SEATTLE AND THE USEFUL FOOT







In my experience, the best way to get to know a city is on foot. (Foot pic is from Vancouver…)

In Seattle, we stayed in a great hotel, the Mediterranean, in the Queen Anne District. (Thank you Priceline.com for the $114 rate.) I liked the hotel but I really liked that you could walk just about anywhere you wanted. After a delicious Cajun lunch, we walked six blocks to Seattle Center.
Seattle Center is a large, car-free hunk of the city with theatres, green space, the Space Needle, the spacey Jimi Hendrix Experience Museum (a museum designed by Frank Gehry and dedicated to rock music from the Seattle area), an amusement park and a huge public sculpture that features a fountain that spouts or mists or dribbles in tandem with music.

Kids come to the fountain in their bathing suits in the summer and try to outwit the spouting patterns. One tweenager came in new jeans and a clean white shirt with what seemed to be his older brothers. The brothers egged him on to get closer to the fountain, which he did, dodging pulses and jets of water. But the music was dramatic and suddenly a blast came out from all directions and he was instantly soaked from his spiky gelled hair down to his new, white Nikes.

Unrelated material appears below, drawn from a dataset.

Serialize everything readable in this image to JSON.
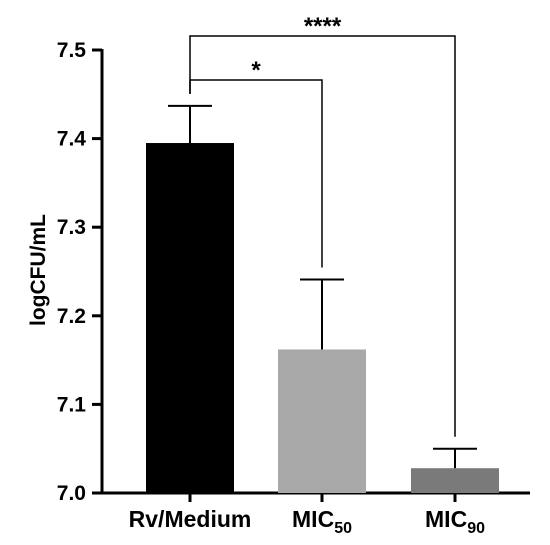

Pike’s Market, down by the water, was maybe a mile and a half away so we broke up the walk at a coffee shop. Seattlers (Seattllites? Seattlette’s?) love their coffee, and they also love book shops. We love them, too, and spent some time in one in Pike’s Market. But the best one was the anarchist bookstore. A punk rocker turned Dante on to Kurt Vonnegut there. The V section of the literature shelves has a card that reads something like “If you want a Vonnegut book ask at the counter.” Apparently Vonnegut was a popular shoplift item at the anarchist bookstore so they keep them behind the register.

Dante and Mark read Cat’s Cradle together on the train. At one point in the lounge car they laughed so hard they were wiping tears and could not finish the chapter.